Oct 17, 2022 - Health

Florida sees surge in deadly bacterial infections post-Hurricane Ian

Photo of a red stop sign half submerged in flood water

Sidewalk benches are seen underwater as the St. Johns River reaches major flood stage, causing Lake Monroe to breach the sea wall in Sanford, Fla., in the aftermath of Hurrican Ian. Photo: Paul Hennessy/SOPA Images/LightRocket via Getty Images

Florida is reporting a surge in deadly infections caused by the bacteria Vibrio vulnificus in the aftermath of Hurricane Ian.

Driving the news: Lee County alone has recorded 29 cases and 4 deaths as of Friday, according to Florida's Department of Health. The state's overall numbers have risen to 65 cases and 11 deaths, compared to 34 cases and 10 deaths in 2021.
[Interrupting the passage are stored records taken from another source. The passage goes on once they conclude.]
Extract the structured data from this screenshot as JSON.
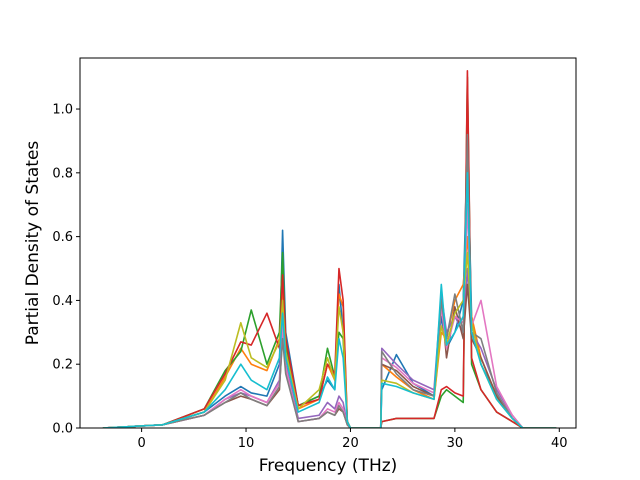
{
  "chart_data": {
    "type": "line",
    "title": "",
    "xlabel": "Frequency (THz)",
    "ylabel": "Partial Density of States",
    "xlim": [
      -5.9,
      41.6
    ],
    "ylim": [
      0,
      1.16
    ],
    "xticks": [
      0,
      10,
      20,
      30,
      40
    ],
    "yticks": [
      0.0,
      0.2,
      0.4,
      0.6,
      0.8,
      1.0
    ],
    "xtick_labels": [
      "0",
      "10",
      "20",
      "30",
      "40"
    ],
    "ytick_labels": [
      "0.0",
      "0.2",
      "0.4",
      "0.6",
      "0.8",
      "1.0"
    ],
    "grid": false,
    "legend": "none",
    "series": [
      {
        "color": "#1f77b4",
        "x": [
          -3.7,
          2,
          6,
          8,
          9.5,
          10.5,
          12,
          13.2,
          13.5,
          13.8,
          15,
          17,
          17.8,
          18.5,
          18.9,
          19.3,
          19.7,
          20,
          22.9,
          23,
          24.4,
          26,
          28,
          28.7,
          29.2,
          30,
          30.8,
          31.2,
          31.6,
          32.5,
          34,
          35.5,
          36.5,
          39.7
        ],
        "y": [
          0,
          0.01,
          0.05,
          0.1,
          0.13,
          0.11,
          0.1,
          0.2,
          0.62,
          0.3,
          0.07,
          0.1,
          0.15,
          0.12,
          0.45,
          0.3,
          0.02,
          0,
          0,
          0.12,
          0.23,
          0.14,
          0.1,
          0.35,
          0.25,
          0.3,
          0.4,
          0.9,
          0.35,
          0.2,
          0.1,
          0.03,
          0,
          0
        ]
      },
      {
        "color": "#ff7f0e",
        "x": [
          -3.7,
          2,
          6,
          8,
          9.5,
          10.5,
          12,
          13.2,
          13.5,
          13.8,
          15,
          17,
          17.8,
          18.5,
          18.9,
          19.3,
          19.7,
          20,
          22.9,
          23,
          24.4,
          26,
          28,
          28.7,
          29.2,
          30,
          30.8,
          31.2,
          31.6,
          32.5,
          34,
          35.5,
          36.5,
          39.7
        ],
        "y": [
          0,
          0.01,
          0.05,
          0.16,
          0.25,
          0.2,
          0.18,
          0.28,
          0.45,
          0.25,
          0.06,
          0.09,
          0.2,
          0.15,
          0.42,
          0.38,
          0.02,
          0,
          0,
          0.2,
          0.16,
          0.12,
          0.09,
          0.3,
          0.28,
          0.4,
          0.45,
          0.6,
          0.35,
          0.22,
          0.1,
          0.03,
          0,
          0
        ]
      },
      {
        "color": "#2ca02c",
        "x": [
          -3.7,
          2,
          6,
          8,
          9.5,
          10.5,
          12,
          13.2,
          13.5,
          13.8,
          15,
          17,
          17.8,
          18.5,
          18.9,
          19.3,
          19.7,
          20,
          22.9,
          23,
          24.4,
          26,
          28,
          28.7,
          29.2,
          30,
          30.8,
          31.2,
          31.6,
          32.5,
          34,
          35.5,
          36.5,
          39.7
        ],
        "y": [
          0,
          0.01,
          0.06,
          0.18,
          0.24,
          0.37,
          0.2,
          0.3,
          0.55,
          0.26,
          0.07,
          0.1,
          0.25,
          0.16,
          0.3,
          0.28,
          0.02,
          0,
          0,
          0.02,
          0.03,
          0.03,
          0.03,
          0.1,
          0.12,
          0.1,
          0.08,
          1.1,
          0.2,
          0.12,
          0.05,
          0.02,
          0,
          0
        ]
      },
      {
        "color": "#d62728",
        "x": [
          -3.7,
          2,
          6,
          8,
          9.5,
          10.5,
          12,
          13.2,
          13.5,
          13.8,
          15,
          17,
          17.8,
          18.5,
          18.9,
          19.3,
          19.7,
          20,
          22.9,
          23,
          24.4,
          26,
          28,
          28.7,
          29.2,
          30,
          30.8,
          31.2,
          31.6,
          32.5,
          34,
          35.5,
          36.5,
          39.7
        ],
        "y": [
          0,
          0.01,
          0.06,
          0.17,
          0.27,
          0.26,
          0.36,
          0.25,
          0.48,
          0.28,
          0.07,
          0.09,
          0.2,
          0.17,
          0.5,
          0.4,
          0.02,
          0,
          0,
          0.02,
          0.03,
          0.03,
          0.03,
          0.12,
          0.13,
          0.11,
          0.1,
          1.12,
          0.22,
          0.12,
          0.05,
          0.02,
          0,
          0
        ]
      },
      {
        "color": "#9467bd",
        "x": [
          -3.7,
          2,
          6,
          8,
          9.5,
          10.5,
          12,
          13.2,
          13.5,
          13.8,
          15,
          17,
          17.8,
          18.5,
          18.9,
          19.3,
          19.7,
          20,
          22.9,
          23,
          24.4,
          26,
          28,
          28.7,
          29.2,
          30,
          30.8,
          31.2,
          31.6,
          32.5,
          34,
          35.5,
          36.5,
          39.7
        ],
        "y": [
          0,
          0.01,
          0.04,
          0.09,
          0.11,
          0.1,
          0.08,
          0.15,
          0.35,
          0.2,
          0.03,
          0.04,
          0.08,
          0.06,
          0.1,
          0.08,
          0.01,
          0,
          0,
          0.25,
          0.2,
          0.15,
          0.12,
          0.42,
          0.3,
          0.35,
          0.3,
          0.5,
          0.3,
          0.25,
          0.12,
          0.04,
          0,
          0
        ]
      },
      {
        "color": "#8c564b",
        "x": [
          -3.7,
          2,
          6,
          8,
          9.5,
          10.5,
          12,
          13.2,
          13.5,
          13.8,
          15,
          17,
          17.8,
          18.5,
          18.9,
          19.3,
          19.7,
          20,
          22.9,
          23,
          24.4,
          26,
          28,
          28.7,
          29.2,
          30,
          30.8,
          31.2,
          31.6,
          32.5,
          34,
          35.5,
          36.5,
          39.7
        ],
        "y": [
          0,
          0.01,
          0.04,
          0.08,
          0.1,
          0.09,
          0.07,
          0.12,
          0.3,
          0.18,
          0.02,
          0.03,
          0.05,
          0.04,
          0.06,
          0.05,
          0.01,
          0,
          0,
          0.2,
          0.18,
          0.13,
          0.1,
          0.4,
          0.22,
          0.38,
          0.28,
          0.45,
          0.28,
          0.22,
          0.1,
          0.03,
          0,
          0
        ]
      },
      {
        "color": "#e377c2",
        "x": [
          -3.7,
          2,
          6,
          8,
          9.5,
          10.5,
          12,
          13.2,
          13.5,
          13.8,
          15,
          17,
          17.8,
          18.5,
          18.9,
          19.3,
          19.7,
          20,
          22.9,
          23,
          24.4,
          26,
          28,
          28.7,
          29.2,
          30,
          30.8,
          31.2,
          31.6,
          32.5,
          34,
          35.5,
          36.5,
          39.7
        ],
        "y": [
          0,
          0.01,
          0.04,
          0.09,
          0.12,
          0.1,
          0.08,
          0.14,
          0.32,
          0.19,
          0.02,
          0.03,
          0.06,
          0.05,
          0.08,
          0.06,
          0.01,
          0,
          0,
          0.22,
          0.19,
          0.14,
          0.11,
          0.38,
          0.25,
          0.35,
          0.33,
          0.7,
          0.32,
          0.4,
          0.13,
          0.04,
          0,
          0
        ]
      },
      {
        "color": "#7f7f7f",
        "x": [
          -3.7,
          2,
          6,
          8,
          9.5,
          10.5,
          12,
          13.2,
          13.5,
          13.8,
          15,
          17,
          17.8,
          18.5,
          18.9,
          19.3,
          19.7,
          20,
          22.9,
          23,
          24.4,
          26,
          28,
          28.7,
          29.2,
          30,
          30.8,
          31.2,
          31.6,
          32.5,
          34,
          35.5,
          36.5,
          39.7
        ],
        "y": [
          0,
          0.01,
          0.04,
          0.08,
          0.11,
          0.09,
          0.07,
          0.13,
          0.28,
          0.17,
          0.02,
          0.03,
          0.05,
          0.04,
          0.07,
          0.05,
          0.01,
          0,
          0,
          0.24,
          0.17,
          0.12,
          0.1,
          0.4,
          0.28,
          0.42,
          0.3,
          0.92,
          0.3,
          0.28,
          0.11,
          0.03,
          0,
          0
        ]
      },
      {
        "color": "#bcbd22",
        "x": [
          -3.7,
          2,
          6,
          8,
          9.5,
          10.5,
          12,
          13.2,
          13.5,
          13.8,
          15,
          17,
          17.8,
          18.5,
          18.9,
          19.3,
          19.7,
          20,
          22.9,
          23,
          24.4,
          26,
          28,
          28.7,
          29.2,
          30,
          30.8,
          31.2,
          31.6,
          32.5,
          34,
          35.5,
          36.5,
          39.7
        ],
        "y": [
          0,
          0.01,
          0.05,
          0.15,
          0.33,
          0.22,
          0.19,
          0.27,
          0.4,
          0.24,
          0.06,
          0.12,
          0.22,
          0.15,
          0.38,
          0.3,
          0.02,
          0,
          0,
          0.15,
          0.14,
          0.11,
          0.09,
          0.32,
          0.26,
          0.36,
          0.4,
          0.55,
          0.33,
          0.2,
          0.09,
          0.03,
          0,
          0
        ]
      },
      {
        "color": "#17becf",
        "x": [
          -3.7,
          2,
          6,
          8,
          9.5,
          10.5,
          12,
          13.2,
          13.5,
          13.8,
          15,
          17,
          17.8,
          18.5,
          18.9,
          19.3,
          19.7,
          20,
          22.9,
          23,
          24.4,
          26,
          28,
          28.7,
          29.2,
          30,
          30.8,
          31.2,
          31.6,
          32.5,
          34,
          35.5,
          36.5,
          39.7
        ],
        "y": [
          0,
          0.01,
          0.05,
          0.12,
          0.2,
          0.15,
          0.12,
          0.22,
          0.36,
          0.22,
          0.05,
          0.08,
          0.16,
          0.12,
          0.28,
          0.22,
          0.02,
          0,
          0,
          0.14,
          0.13,
          0.11,
          0.09,
          0.45,
          0.26,
          0.3,
          0.35,
          0.8,
          0.3,
          0.2,
          0.09,
          0.03,
          0,
          0
        ]
      }
    ]
  }
}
Details: Found in warm, brackish water, Vibrio vulnificus usually enters human bodies through the consumption of raw or undercooked seafood, though it can also cause infections through open wounds, according to the Centers for Disease Control and Prevention.

  • Infections can be severe for people with weakened immune systems, though the bacteria can't be spread person to person.

The big picture: Lee County health officials issued an Oct. 3 notice shortly after Ian made landfall warning residents "to take precautions against infection and illness" caused by the bacteria.

  • Residents should stay out of floodwater, standing water, sea water and brackish water when possible, especially if they have open wounds or cuts.